IL-7-induced activation of human effector CD4+
T cells upregulates expression and production of receptor activator of nuclear factor (NF)-κB ligand (RANKL), a key factor in osteoclastogenesis regulation [30
]. Supporting the described capacity of IL-7 to increase joint destruction, the present study showed that IL-7 increased leukemia inhibitory factor (LIF) and FGF-basic. LIF is an IL-6-like cytokine, involved in regulation of bone remodeling and bone cell function by stimulation of RANKL [32
]. FGF-basic induces RANKL expression and osteoclast maturation [34
]. These data coincide with T cell-dependent osteoclast activity/formation, leading to osteopenia and increased bone resorption in IL-7-overexpressing transgenic mice [35
Increased loss of joint space, indicating cartilage destruction, was observed on treatment with IL-7. This may result from a local IL-7-induced increase in proinflammatory mediators that induce cartilage destruction, such as TNF-α and oncostatin M. IL-7R blockade has been demonstrated to reduce local expression of such cytokines, thereby preventing cartilage destruction [19
]. Unfortunately, in the present study, mediators such as TNF-α and oncostatin M could not be detected in the serum of arthritic mice. However, IL-7 administration in CIA did increase concentrations of FGF-basic, which has been suggested to be involved in cartilage degradation, mostly through production of MMPs. In addition, cartilage damage may result from direct effects of IL-7 on articular chondrocytes.
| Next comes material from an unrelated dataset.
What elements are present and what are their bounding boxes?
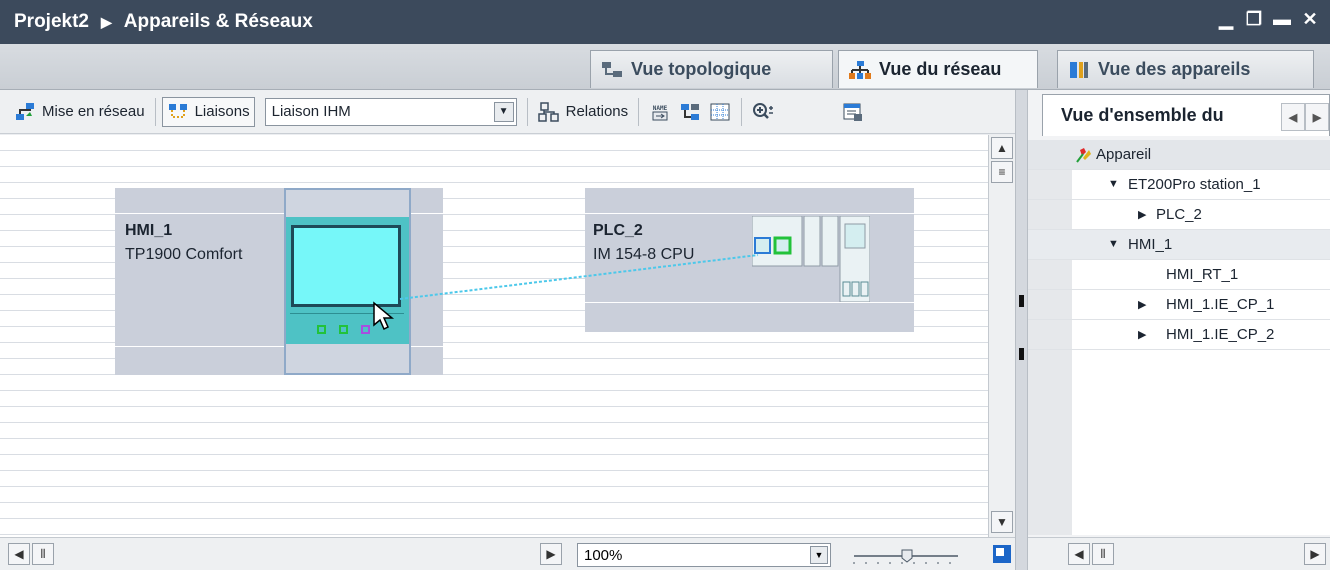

Chondrocytes were found to express IL-7R and respond to IL-7 stimulation with production of MMP-13 and with proteoglycan release from cartilage explants [36
]. Furthermore, increased IL-7 expression has been detected in chondrocytes from RA patients [37
]. Although in the present study, a direct effect of IL-7 on cartilage could not be demonstrated, this study demonstrates IL-7-induced cartilage degradation in addition to bone destruction.